Davidson: Vorrei ritornare sullo straniamento, perché il problema principale sta nel fatto che è difficile da attuare. È un esercizio, una pratica, una tecnica difficile, dato che non si può stare sempre nell’atteggiamento dello straniamento.

C’è però una cosa più profonda: la prospettiva cognitiva è anche una prospettiva di valutazione. A questo proposito, leggendo un testo del grande storico italiano Arnaldo Momigliano, mi ha colpito il suo atteggiamento opposto. Egli dice: «O possediamo una fede religiosa o morale, indipendente dalla storia, che ci permette di emettere giudizi sugli avvenimenti storici, oppure dobbiamo lasciare perdere il giudizio morale. Proprio perché la storia ci insegna quanti codici morali ha avuto l’umanità, non possiamo derivare il giudizio morale dalla storia». Su quest’ultima affermazione sono d’accordo: non possiamo derivare il giudizio morale dalla storia. Tuttavia l’atteggiamento di Momigliano è che c’è un’opposizione fra la prospettiva morale, che per lui è astorica, e la storia in quanto tale. Se rifiutiamo questo presunto punto di vista, per così dire, dell’eternità, fuori della storia, bisogna trovare un giudizio morale all’interno della storia, che non si può derivare dalla storia, ma che è comunque all’interno della storia.

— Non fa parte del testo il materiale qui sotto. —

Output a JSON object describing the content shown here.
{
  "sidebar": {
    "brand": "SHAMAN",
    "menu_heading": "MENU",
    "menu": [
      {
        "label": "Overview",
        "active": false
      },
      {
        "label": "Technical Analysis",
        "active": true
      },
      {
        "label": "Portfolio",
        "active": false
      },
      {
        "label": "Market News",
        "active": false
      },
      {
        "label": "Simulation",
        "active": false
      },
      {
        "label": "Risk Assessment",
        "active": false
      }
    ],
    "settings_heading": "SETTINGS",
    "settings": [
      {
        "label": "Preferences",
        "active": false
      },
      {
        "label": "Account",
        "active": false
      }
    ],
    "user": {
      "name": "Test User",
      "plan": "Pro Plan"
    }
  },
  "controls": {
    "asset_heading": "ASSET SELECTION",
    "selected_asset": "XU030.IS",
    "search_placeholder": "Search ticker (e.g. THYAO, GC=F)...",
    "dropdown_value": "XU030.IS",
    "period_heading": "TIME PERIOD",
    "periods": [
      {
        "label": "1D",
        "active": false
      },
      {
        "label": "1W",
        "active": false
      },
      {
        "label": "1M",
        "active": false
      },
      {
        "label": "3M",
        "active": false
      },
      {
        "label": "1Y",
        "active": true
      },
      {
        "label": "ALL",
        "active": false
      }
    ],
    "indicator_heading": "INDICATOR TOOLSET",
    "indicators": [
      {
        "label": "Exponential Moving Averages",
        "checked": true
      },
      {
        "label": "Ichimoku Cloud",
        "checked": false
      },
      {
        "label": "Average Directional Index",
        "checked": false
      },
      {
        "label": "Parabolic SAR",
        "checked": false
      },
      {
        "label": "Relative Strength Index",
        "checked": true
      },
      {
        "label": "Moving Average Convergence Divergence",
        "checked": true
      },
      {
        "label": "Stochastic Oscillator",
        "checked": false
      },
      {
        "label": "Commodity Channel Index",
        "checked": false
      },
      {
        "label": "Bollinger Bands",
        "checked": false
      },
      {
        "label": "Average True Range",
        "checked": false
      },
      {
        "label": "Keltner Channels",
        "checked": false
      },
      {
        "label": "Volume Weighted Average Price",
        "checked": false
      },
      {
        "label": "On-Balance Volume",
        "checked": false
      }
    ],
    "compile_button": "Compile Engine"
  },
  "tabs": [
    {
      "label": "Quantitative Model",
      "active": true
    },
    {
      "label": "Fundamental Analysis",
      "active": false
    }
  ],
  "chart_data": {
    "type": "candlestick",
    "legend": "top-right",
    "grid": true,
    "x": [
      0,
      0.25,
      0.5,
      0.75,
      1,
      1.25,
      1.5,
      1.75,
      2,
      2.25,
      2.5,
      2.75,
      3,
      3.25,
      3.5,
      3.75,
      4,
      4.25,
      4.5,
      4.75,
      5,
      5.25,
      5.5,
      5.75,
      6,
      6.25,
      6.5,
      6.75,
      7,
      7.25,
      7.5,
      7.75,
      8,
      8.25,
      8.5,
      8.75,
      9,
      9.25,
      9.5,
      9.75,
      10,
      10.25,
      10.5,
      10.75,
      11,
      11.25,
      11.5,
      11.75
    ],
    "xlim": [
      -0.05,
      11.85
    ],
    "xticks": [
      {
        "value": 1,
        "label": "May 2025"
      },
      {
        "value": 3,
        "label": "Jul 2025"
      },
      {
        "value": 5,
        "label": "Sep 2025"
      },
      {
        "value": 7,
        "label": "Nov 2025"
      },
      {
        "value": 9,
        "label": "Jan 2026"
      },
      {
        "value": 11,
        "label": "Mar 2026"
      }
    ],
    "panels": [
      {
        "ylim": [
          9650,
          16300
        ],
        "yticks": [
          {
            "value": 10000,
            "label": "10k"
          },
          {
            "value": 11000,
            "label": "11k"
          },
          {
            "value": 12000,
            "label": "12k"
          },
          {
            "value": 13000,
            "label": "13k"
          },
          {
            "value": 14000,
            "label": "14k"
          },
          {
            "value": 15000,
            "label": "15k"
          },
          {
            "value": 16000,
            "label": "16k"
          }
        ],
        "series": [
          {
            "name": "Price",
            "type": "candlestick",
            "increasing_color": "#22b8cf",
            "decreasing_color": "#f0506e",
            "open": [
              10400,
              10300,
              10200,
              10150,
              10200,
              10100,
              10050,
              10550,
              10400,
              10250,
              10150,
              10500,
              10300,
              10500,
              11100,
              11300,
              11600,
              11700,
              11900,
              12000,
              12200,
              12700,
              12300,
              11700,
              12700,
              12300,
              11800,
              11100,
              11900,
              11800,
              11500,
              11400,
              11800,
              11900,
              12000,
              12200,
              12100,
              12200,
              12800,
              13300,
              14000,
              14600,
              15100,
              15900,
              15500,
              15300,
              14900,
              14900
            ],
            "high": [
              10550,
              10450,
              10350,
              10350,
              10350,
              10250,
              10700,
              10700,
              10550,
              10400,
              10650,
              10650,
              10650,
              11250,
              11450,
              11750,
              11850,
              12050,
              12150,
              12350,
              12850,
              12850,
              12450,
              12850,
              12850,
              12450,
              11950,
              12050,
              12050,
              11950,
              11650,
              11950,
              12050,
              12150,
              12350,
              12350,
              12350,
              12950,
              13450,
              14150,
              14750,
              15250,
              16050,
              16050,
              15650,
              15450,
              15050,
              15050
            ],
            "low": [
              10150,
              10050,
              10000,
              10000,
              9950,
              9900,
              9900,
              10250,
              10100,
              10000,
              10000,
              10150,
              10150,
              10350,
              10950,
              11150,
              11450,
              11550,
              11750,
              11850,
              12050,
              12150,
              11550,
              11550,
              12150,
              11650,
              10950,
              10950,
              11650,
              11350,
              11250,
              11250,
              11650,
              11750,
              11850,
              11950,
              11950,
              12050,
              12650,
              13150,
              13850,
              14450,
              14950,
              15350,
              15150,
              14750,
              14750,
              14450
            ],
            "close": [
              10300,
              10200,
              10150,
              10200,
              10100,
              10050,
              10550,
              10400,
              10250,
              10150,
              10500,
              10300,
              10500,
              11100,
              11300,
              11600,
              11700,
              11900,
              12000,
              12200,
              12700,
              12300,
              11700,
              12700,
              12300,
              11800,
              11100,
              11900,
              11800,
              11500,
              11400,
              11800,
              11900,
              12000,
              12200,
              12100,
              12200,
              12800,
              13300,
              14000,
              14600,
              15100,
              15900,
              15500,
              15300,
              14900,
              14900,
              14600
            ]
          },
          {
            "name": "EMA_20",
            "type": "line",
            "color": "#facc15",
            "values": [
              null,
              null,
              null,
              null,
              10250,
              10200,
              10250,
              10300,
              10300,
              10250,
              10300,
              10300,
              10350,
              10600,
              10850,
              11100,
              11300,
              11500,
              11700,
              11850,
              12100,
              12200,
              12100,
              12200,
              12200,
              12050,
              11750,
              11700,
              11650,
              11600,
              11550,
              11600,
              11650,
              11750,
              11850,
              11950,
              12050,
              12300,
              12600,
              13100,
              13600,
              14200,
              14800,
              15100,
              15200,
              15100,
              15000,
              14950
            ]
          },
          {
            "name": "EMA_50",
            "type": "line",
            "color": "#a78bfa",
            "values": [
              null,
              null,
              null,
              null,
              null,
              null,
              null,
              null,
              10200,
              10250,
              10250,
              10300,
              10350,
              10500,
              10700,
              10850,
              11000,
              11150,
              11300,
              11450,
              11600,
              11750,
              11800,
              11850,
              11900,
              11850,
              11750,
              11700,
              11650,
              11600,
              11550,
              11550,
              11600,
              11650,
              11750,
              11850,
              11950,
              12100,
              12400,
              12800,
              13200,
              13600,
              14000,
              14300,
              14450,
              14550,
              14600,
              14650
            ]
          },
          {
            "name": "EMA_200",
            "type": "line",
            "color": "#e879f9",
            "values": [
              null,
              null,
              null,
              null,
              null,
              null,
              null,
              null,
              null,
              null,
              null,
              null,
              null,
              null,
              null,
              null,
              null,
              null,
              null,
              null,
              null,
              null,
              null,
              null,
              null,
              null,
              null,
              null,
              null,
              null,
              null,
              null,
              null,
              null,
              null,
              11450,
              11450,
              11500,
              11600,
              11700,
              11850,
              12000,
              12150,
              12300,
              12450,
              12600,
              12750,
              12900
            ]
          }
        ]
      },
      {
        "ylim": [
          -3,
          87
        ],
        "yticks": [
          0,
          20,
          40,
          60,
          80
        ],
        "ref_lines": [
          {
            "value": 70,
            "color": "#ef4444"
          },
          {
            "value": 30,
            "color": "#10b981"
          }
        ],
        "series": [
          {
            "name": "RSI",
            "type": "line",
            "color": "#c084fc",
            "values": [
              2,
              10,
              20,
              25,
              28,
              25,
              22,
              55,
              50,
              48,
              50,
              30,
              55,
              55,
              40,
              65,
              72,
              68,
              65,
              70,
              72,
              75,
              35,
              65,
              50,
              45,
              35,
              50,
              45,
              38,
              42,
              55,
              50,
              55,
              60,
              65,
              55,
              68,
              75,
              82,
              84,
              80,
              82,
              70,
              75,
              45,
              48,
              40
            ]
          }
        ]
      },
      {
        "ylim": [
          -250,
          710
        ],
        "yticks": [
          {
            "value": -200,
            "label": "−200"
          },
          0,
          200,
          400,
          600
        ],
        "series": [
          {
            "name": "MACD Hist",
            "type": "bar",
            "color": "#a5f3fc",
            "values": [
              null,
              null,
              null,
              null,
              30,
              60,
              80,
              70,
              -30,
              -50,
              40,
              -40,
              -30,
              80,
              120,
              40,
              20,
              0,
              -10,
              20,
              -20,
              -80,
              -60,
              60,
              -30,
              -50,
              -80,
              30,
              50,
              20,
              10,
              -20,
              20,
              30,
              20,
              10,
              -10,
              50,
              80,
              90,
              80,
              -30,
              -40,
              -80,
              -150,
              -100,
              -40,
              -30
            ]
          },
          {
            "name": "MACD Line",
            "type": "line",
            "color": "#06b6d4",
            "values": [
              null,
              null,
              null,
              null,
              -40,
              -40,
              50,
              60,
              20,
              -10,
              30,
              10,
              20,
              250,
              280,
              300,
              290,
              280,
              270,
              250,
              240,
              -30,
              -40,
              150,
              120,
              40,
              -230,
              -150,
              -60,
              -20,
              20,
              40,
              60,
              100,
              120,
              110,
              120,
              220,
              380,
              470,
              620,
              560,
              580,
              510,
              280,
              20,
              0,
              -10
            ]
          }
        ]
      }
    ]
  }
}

Qui, però, c’è un problema, perché Carlo rifiuta l’idea che il giudizio morale sia soltanto un giudizio che viene da un rapporto di forza. Se il giudizio morale è immanente alla storia, qual è la base, il fondamento del giudizio morale che non si riduce alla storia, ma che è immanente alla storia? Dove si trova il punto di appoggio per quel difficile tipo di giudizio?

Ginzburg: Mi fa molto piacere che Arnold abbia citato Momigliano, una delle persone che hanno contato di più nella mia formazione. Ora, provo a immaginare di proseguire una delle discussioni che ho avuto con lui. Che cosa direi? Direi che a mio parere la frase citata da Davidson forse non tiene abbastanza conto del punto di vista dell’osservatore. Se ci accostiamo alla varietà di comportamenti morali partendo dall’osservatore, troviamo, paradossalmente, una via che ci può portare verso l’oggettività.

In che senso? Dobbiamo distinguere tra il linguaggio dell’attore e il linguaggio dell’osservatore. Tener presente questa distinzione è utile, perché troppo spesso gli storici si comportano come ventriloqui, facendo parlare gli attori con la propria voce. Ma non credo che si debba scegliere tra i due livelli di analisi: entrambi sono necessari. Dobbiamo cercare di ascoltare i valori degli altri, anche quelli che ci appaiono dei disvalori; ma non possiamo non partire dai valori nostri, nei cui confronti un atteggiamento di assoluto distacco è impossibile, perché questo c’impedirebbe di vivere.

L’osservatore è legato a una prospettiva locale: è un uomo o una donna, appartiene a un ambiente sociale, a una comunità linguistica. Ma obiettività e investimento emotivo, politico, morale non sono incompatibili: si tratta di stabilire un rapporto tra loro. L’oggettività può emergere solo da quest’intreccio di domande e risposte.